Rethinking the evils of technology

Posted March 28, 2010, at 7:36 p.m.

Who says that technology is tearing families apart?

Well, specifically, I said it several weeks ago when I wrote about bonding with my children over a game of Would You Rather during a power outage. In the absence of all distracting technology — no iPhones, television, laptops or iPods — our family came together in a way we previously had not experienced. I decided then that technology is the pariah of family life.

But now I’m not totally convinced.

As I was driving to the grocery store the other night, my iPhone, tucked in my pants pocket, vibrated. I had just received an e-mail. I parked and flipped open the case around my phone. On the screen, in bold letters — the universal sign for unread mail — was my son’s name: Ford Smiley.

Two years ago, I could check my e-mail only when I was at home and in front of the computer, a giant desktop thing with a monitor shaped like an old television. Ten years before that, I didn’t even have a computer.

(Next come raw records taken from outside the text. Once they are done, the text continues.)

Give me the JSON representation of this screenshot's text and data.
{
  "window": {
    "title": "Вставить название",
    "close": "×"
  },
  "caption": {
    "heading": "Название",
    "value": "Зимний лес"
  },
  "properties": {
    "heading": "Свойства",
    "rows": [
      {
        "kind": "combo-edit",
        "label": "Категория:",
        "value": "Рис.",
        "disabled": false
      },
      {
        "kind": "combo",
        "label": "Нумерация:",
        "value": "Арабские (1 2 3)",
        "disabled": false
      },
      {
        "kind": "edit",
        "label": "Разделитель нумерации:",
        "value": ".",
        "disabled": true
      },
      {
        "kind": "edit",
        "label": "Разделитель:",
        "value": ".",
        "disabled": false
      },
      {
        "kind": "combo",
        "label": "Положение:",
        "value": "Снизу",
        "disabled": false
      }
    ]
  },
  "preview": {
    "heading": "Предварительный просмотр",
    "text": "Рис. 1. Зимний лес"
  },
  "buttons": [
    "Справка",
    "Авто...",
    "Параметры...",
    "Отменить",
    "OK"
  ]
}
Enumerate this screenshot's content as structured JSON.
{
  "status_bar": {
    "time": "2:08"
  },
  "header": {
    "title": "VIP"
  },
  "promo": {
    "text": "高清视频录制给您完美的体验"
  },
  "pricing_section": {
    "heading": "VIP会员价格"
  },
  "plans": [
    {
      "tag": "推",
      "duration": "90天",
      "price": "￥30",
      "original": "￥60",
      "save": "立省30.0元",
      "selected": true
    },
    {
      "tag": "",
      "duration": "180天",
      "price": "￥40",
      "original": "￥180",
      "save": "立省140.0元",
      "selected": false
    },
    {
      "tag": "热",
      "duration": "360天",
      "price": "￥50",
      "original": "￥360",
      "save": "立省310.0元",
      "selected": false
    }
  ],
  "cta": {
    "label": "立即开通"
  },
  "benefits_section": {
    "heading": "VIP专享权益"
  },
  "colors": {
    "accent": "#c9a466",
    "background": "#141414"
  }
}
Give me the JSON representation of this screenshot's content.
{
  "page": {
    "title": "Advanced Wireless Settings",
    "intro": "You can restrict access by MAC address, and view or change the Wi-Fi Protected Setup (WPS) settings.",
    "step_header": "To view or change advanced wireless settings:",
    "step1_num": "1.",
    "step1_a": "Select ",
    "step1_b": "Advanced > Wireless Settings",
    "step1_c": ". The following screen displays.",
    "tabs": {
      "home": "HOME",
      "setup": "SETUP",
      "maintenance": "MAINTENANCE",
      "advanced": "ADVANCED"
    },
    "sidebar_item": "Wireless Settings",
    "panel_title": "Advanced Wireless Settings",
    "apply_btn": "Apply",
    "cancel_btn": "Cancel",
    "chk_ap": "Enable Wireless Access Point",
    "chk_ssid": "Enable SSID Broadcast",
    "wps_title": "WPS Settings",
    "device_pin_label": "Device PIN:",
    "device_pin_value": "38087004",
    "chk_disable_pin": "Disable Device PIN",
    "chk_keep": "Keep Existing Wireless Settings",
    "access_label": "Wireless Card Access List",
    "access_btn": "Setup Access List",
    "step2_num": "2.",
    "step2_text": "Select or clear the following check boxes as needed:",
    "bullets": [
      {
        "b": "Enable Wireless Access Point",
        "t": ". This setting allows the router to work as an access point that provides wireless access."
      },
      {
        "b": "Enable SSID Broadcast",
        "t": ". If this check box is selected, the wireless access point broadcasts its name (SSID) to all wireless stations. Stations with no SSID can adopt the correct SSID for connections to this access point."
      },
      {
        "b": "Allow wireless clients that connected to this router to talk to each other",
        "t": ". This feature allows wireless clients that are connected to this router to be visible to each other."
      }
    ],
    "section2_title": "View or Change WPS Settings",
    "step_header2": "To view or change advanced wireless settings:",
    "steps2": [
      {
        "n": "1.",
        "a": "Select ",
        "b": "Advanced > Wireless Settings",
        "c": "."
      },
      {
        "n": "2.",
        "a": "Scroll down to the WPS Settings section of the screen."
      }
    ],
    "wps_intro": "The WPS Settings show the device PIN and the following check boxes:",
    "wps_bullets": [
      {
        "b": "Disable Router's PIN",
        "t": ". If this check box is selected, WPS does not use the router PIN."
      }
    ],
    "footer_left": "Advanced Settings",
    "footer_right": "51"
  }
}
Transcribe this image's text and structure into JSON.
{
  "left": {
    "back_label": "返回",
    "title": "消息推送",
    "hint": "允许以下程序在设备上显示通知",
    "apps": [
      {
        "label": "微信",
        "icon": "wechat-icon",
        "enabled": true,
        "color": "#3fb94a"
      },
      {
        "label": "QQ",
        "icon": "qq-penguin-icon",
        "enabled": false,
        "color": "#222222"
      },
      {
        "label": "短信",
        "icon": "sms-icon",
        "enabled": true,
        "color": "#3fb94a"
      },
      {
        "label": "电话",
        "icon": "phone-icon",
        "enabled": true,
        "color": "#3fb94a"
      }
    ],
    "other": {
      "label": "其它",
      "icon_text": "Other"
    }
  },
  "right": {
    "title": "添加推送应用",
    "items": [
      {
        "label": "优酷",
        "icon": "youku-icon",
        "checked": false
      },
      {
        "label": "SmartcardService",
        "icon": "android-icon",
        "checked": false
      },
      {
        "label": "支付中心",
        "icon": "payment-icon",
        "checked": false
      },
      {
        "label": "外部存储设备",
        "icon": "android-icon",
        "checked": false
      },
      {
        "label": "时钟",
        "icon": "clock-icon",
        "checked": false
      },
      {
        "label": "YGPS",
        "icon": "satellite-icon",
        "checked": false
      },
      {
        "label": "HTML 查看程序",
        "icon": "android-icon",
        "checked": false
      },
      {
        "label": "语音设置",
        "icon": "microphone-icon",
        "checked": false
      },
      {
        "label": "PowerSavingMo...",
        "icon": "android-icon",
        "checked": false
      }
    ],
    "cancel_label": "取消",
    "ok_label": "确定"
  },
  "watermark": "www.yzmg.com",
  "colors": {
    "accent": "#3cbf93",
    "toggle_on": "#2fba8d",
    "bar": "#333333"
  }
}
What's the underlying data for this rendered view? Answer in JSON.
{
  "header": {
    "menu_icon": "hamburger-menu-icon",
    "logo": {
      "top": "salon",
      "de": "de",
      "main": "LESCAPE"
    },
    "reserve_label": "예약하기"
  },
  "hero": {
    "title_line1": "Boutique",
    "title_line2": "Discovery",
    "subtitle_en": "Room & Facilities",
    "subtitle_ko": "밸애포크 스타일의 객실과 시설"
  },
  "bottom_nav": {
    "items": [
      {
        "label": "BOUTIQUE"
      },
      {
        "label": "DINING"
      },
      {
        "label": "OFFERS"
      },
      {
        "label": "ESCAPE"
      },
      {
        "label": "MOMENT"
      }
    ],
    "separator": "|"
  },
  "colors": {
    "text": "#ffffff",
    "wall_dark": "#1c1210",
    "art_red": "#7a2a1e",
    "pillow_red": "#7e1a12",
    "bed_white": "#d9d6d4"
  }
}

I checked my e-mail at the university library, on my way to and from classes. News from family and friends was downloaded in periodic chunks. Mom would send me an e-mail immediately after finding a snake on her front porch, for instance, but I wouldn’t receive the message until several hours later. Or Dustin, then my fiance and going through flight school in Pensacola, Fla., would send me a message, but I would talk to him on the phone — a cordless, land line phone (very high-tech back then) — before I ever saw the e-mail.

Now I was sitting in the grocery store parking lot staring at my 9-year-old son’s name on a computer that fits into my pocket. I had just said goodbye to Ford moments earlier when leaving the house. I felt like I had just stepped into my son’s stream of consciousness. What could have happened between leaving the house and now, I thought.

Also, the words “Ford Smiley” looked so strange to me. I remember when Dustin and I chose the nickname Ford (his real name is Henry Rutherford Smiley) when Ford was born. I remember writing his name on the birth certificate application and having it embroidered on a Christmas stocking. Now that same name had come to me in the form of an electronic message.

And the e-mail read (drum roll), “Hi.”

I wrote back: “So nice to see your name in my Inbox, Ford. I love you, Mom.”

So began the electronic dimension of my and Ford’s relationship. In fact, this could potentially be an important part of it. Have you ever noticed that children reveal more verbal information when they are busy coloring, or when they are riding in the back seat of the car? Without face-to-face interaction, kids open up. I suspect this is why the power outage caused our children to be so honest, too; they couldn’t see our faces. With e-mail, I might gain new insights into my son.

But the truth is, “darkness” helps me to be more genuine, too. This is why I fight with my husband by instant message, even when we are in the same house. I grab my laptop, stomp upstairs and begin an emotional dump on Dustin over Facebook chat. Dustin will play along for a while, then he comes to the doorway and says, “This is stupid. Can’t we just talk?”

“I’m not finished with you. Go back downstairs and get on your computer.”

One time, however, Dustin beat me at my own game. We were sitting across from each other, on opposite couches in the living room. We both had our computers in our laps. I was mad about something Dustin had just said out loud, so I logged on to an instant message session and sent him this: “Hi …” I was working on my next thought — something like, “How could you?” — when Dustin’s reply appeared on my screen: “Dustin Smiley is not available to chat right now.”

I looked across the room. Dustin was squinting at his computer screen, pretending to be busy, but he grinned at his own cleverness.

Still, excluding this one example, online chat has probably saved my marriage. Perhaps it is the forced turn-taking inherent in online messaging that makes arguing more productive. Or maybe it is the absence of face-to-face interaction. Whatever the reason, it’s possible that in the future (I’m thinking of the teen years, in particular), electronic communication ironically might bring me closer to my son and his thoughts as well.

Of course, there is always something to be gained from periodically shutting out technology in order to reconnect on a different level. That’s why, this morning, when I saw that Dustin had absentmindedly put dirty dishes back in the cupboard, I chose to fight with him in person.